La valeur d'un projet audiovisuel se construit avant même que les financements ne soient obtenus.

Gianpaolo Todisco Associé

Dans le secteur audiovisuel, le développement d'un projet est souvent perçu comme une phase essentiellement créative : on travaille sur le sujet, le scénario, la présentation et la recherche de partenaires financiers. Et pourtant, c'est précisément à ce stade que se joue l'un des éléments les plus déterminants pour la réussite du projet : sa solidité juridique.

Un projet peut susciter l'intérêt de diffuseurs, de plateformes, d'investisseurs ou de coproducteurs. Cependant, sans une structure claire des droits et un cadre contractuel adapté, même les meilleures opportunités peuvent s'enliser au stade de la due diligence.

La sécurité juridique comme condition préalable à l'investissement

Toute opération de financement ou de coproduction nécessite une vérification préalable de la titularité des droits sur l'œuvre.

Ce que l'on appelle la « chaîne de titres » désigne l'ensemble des documents qui attestent, sans interruption, la détention légitime des droits nécessaires à la réalisation et à l'exploitation économique du projet. Il ne s'agit pas d'une simple formalité, mais de l'un des principaux facteurs pris en compte par les acteurs du marché pour évaluer les risques.

Des contrats incomplets, des cessions mal encadrées ou des autorisations manquantes peuvent compromettre la faisabilité financière du projet, ralentir les négociations ou avoir une incidence sur sa valeur économique.

Organiser le développement sans prendre de risques inutiles

Au cours des premières phases de développement, il n'est pas toujours judicieux d'acquérir immédiatement tous les droits de manière définitive.

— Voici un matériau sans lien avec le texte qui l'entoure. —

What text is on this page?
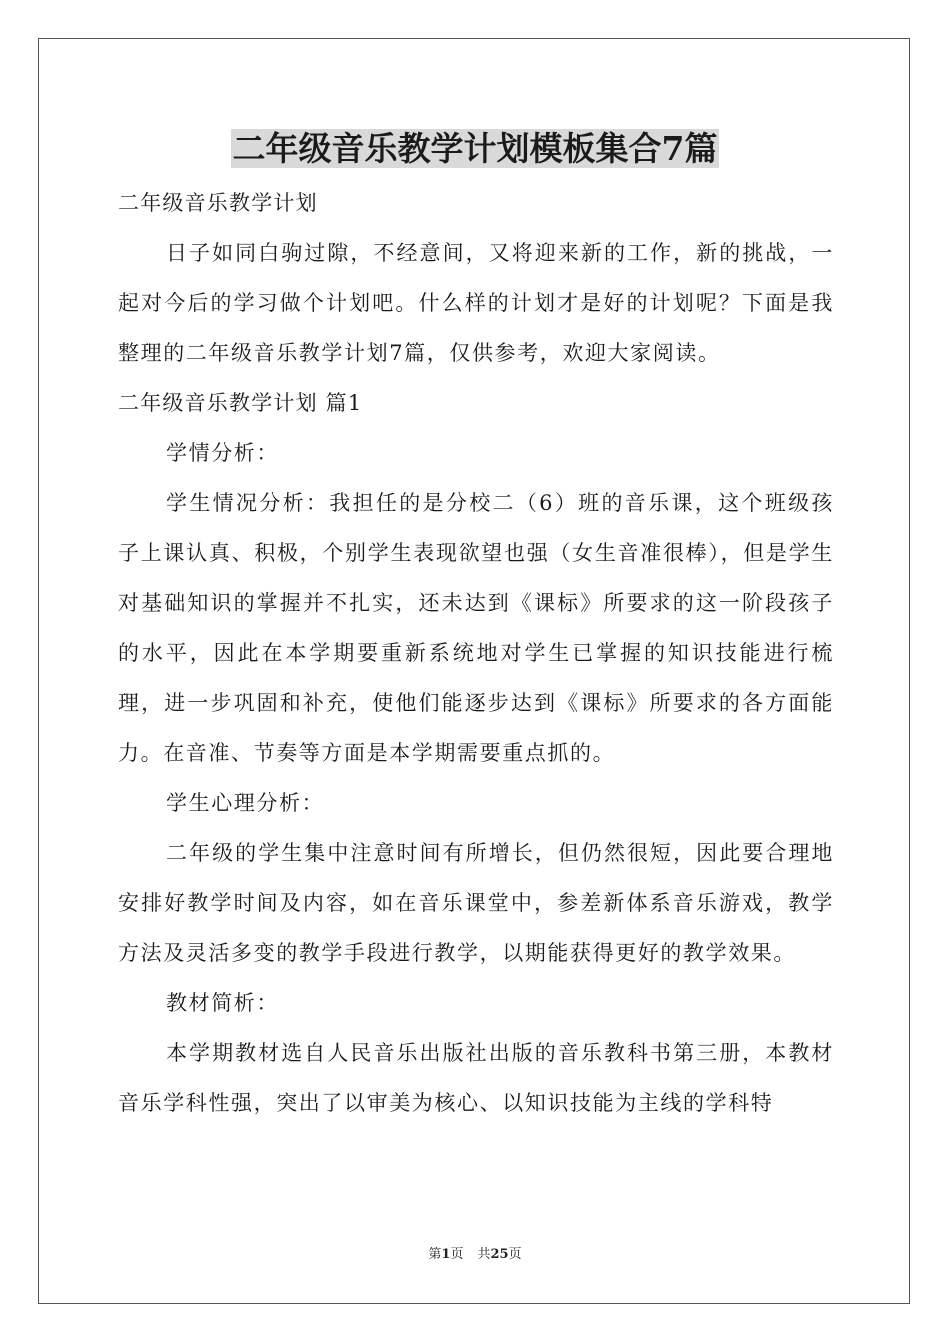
二年级音乐教学计划模板集合7篇

二年级音乐教学计划

日子如同白驹过隙，不经意间，又将迎来新的工作，新的挑战，一起对今后的学习做个计划吧。什么样的计划才是好的计划呢？下面是我整理的二年级音乐教学计划7篇，仅供参考，欢迎大家阅读。

二年级音乐教学计划 篇1

学情分析：

学生情况分析：我担任的是分校二（6）班的音乐课，这个班级孩子上课认真、积极，个别学生表现欲望也强（女生音准很棒），但是学生对基础知识的掌握并不扎实，还未达到《课标》所要求的这一阶段孩子的水平，因此在本学期要重新系统地对学生已掌握的知识技能进行梳理，进一步巩固和补充，使他们能逐步达到《课标》所要求的各方面能力。在音准、节奏等方面是本学期需要重点抓的。

学生心理分析：

二年级的学生集中注意时间有所增长，但仍然很短，因此要合理地安排好教学时间及内容，如在音乐课堂中，参差新体系音乐游戏，教学方法及灵活多变的教学手段进行教学，以期能获得更好的教学效果。

教材简析：

本学期教材选自人民音乐出版社出版的音乐教科书第三册，本教材音乐学科性强，突出了以审美为核心、以知识技能为主线的学科特

第1页 共25页
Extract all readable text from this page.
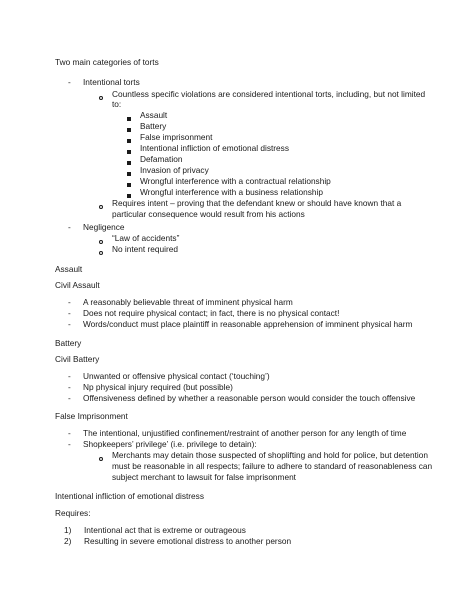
Two main categories of torts
-	Intentional torts
Countless specific violations are considered intentional torts, including, but not limited
to:
Assault
Battery
False imprisonment
Intentional infliction of emotional distress
Defamation
Invasion of privacy
Wrongful interference with a contractual relationship
Wrongful interference with a business relationship
Requires intent – proving that the defendant knew or should have known that a
particular consequence would result from his actions
-	Negligence
“Law of accidents”
No intent required
Assault
Civil Assault
-	A reasonably believable threat of imminent physical harm
-	Does not require physical contact; in fact, there is no physical contact!
-	Words/conduct must place plaintiff in reasonable apprehension of imminent physical harm
Battery
Civil Battery
-	Unwanted or offensive physical contact (‘touching’)
-	Np physical injury required (but possible)
-	Offensiveness defined by whether a reasonable person would consider the touch offensive
False Imprisonment
-	The intentional, unjustified confinement/restraint of another person for any length of time
-	Shopkeepers’ privilege’ (i.e. privilege to detain):
Merchants may detain those suspected of shoplifting and hold for police, but detention
must be reasonable in all respects; failure to adhere to standard of reasonableness can
subject merchant to lawsuit for false imprisonment
Intentional infliction of emotional distress
Requires:
1)	Intentional act that is extreme or outrageous
2)	Resulting in severe emotional distress to another person
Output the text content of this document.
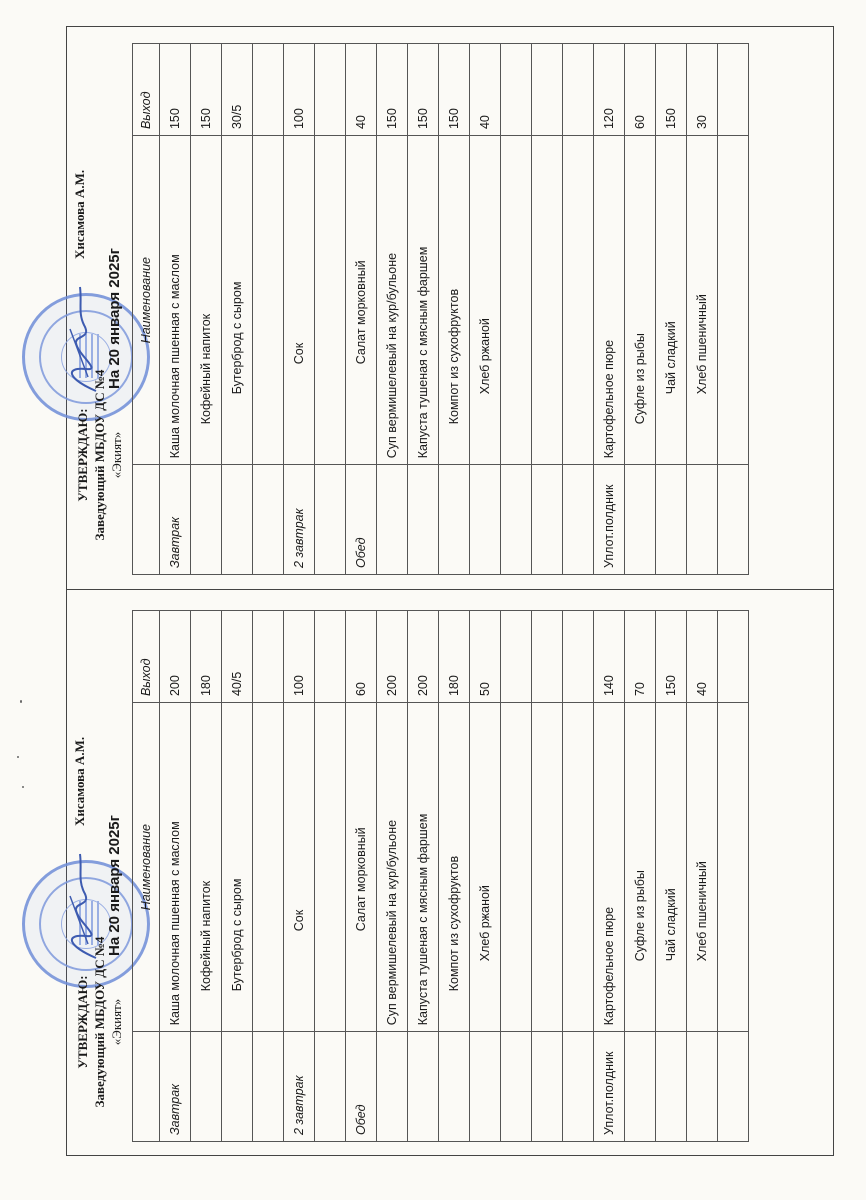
УТВЕРЖДАЮ: Заведующий МБДОУ ДС №4 «Экият»
Хисамова А.М.
На 20 января 2025г
	Наименование	Выход
Завтрак	Каша молочная пшенная с маслом	150
	Кофейный напиток	150
	Бутерброд с сыром	30/5

2 завтрак	Сок	100

Обед	Салат морковный	40
	Суп вермишелевый на кур/бульоне	150
	Капуста тушеная с мясным фаршем	150
	Компот из сухофруктов	150
	Хлеб ржаной	40

Уплот.полдник	Картофельное пюре	120
	Суфле из рыбы	60
	Чай сладкий	150
	Хлеб пшеничный	30

УТВЕРЖДАЮ: Заведующий МБДОУ ДС №4 «Экият»
Хисамова А.М.
На 20 января 2025г
	Наименование	Выход
Завтрак	Каша молочная пшенная с маслом	200
	Кофейный напиток	180
	Бутерброд с сыром	40/5

2 завтрак	Сок	100

Обед	Салат морковный	60
	Суп вермишелевый на кур/бульоне	200
	Капуста тушеная с мясным фаршем	200
	Компот из сухофруктов	180
	Хлеб ржаной	50

Уплот.полдник	Картофельное пюре	140
	Суфле из рыбы	70
	Чай сладкий	150
	Хлеб пшеничный	40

Une bonne planification contractuelle permet au producteur de développer le projet, de le présenter au marché et de vérifier l'intérêt réel des opérateurs, tout en conservant la flexibilité nécessaire pour les phases de négociation ultérieures.

Les accords d'option, les contrats de développement et les lettres d'intention, s'ils sont correctement rédigés, permettent d'équilibrer les intérêts de l'auteur et du producteur, en évitant les avances financières injustifiées et en réduisant le risque de litiges futurs.

La qualité de la documentation préparée à ce stade a une incidence directe sur la capacité du projet à attirer des investissements.

Protéger le projet lors des échanges avec le marché

Le développement d'une œuvre implique inévitablement le partage de documents avec les chaînes de télévision, les plateformes, les distributeurs, les investisseurs et les partenaires potentiels de coproduction.

Dans ce contexte, la protection ne concerne pas uniquement la confidentialité des informations, mais aussi la définition précise des rôles, des attentes et des droits des parties concernées. Une réglementation contractuelle claire permet d'éviter que des discussions préliminaires ne donnent lieu à des revendications concernant la propriété de l'œuvre, la qualité de producteur ou la participation aux futures exploitations économiques.

À cet égard, la gouvernance juridique du projet constitue un élément essentiel de la stratégie de développement.

La due diligence commence bien avant la signature

De plus en plus souvent, les investisseurs institutionnels, les fonds, les banques et les partenaires industriels exigent des vérifications préalables de la situation juridique des projets avant de prendre tout engagement financier.

Une documentation complète, cohérente et facilement vérifiable réduit la durée de la due diligence, renforce la position de négociation du fabricant et contribue à accroître la fiabilité globale de l'opération.

Au contraire, la nécessité de reconstituer a posteriori la titularité des droits ou de combler des lacunes documentaires constitue l'une des principales causes de ralentissement des opérations et, dans certains cas, peut compromettre la conclusion de l'investissement.

Un actif incorporel nécessite une stratégie juridique

Sur le marché audiovisuel, la valeur d'un projet ne dépend pas uniquement de la qualité créative de l'œuvre, mais aussi de sa capacité à offrir une sécurité juridique aux acteurs qui soutiendront son développement.

Pour le producteur, investir dès le début dans la structuration des droits, la préparation des documents contractuels et la planification des relations futures avec les auteurs, les bailleurs de fonds et les partenaires industriels revient à transformer une idée créative en un actif réellement négociable.

La protection juridique n'intervient donc pas lorsque le projet est prêt à être mis en œuvre : elle constitue l'un des outils grâce auxquels le projet acquiert de la valeur, devient finançable et peut aborder le marché avec davantage de solidité et de compétitivité.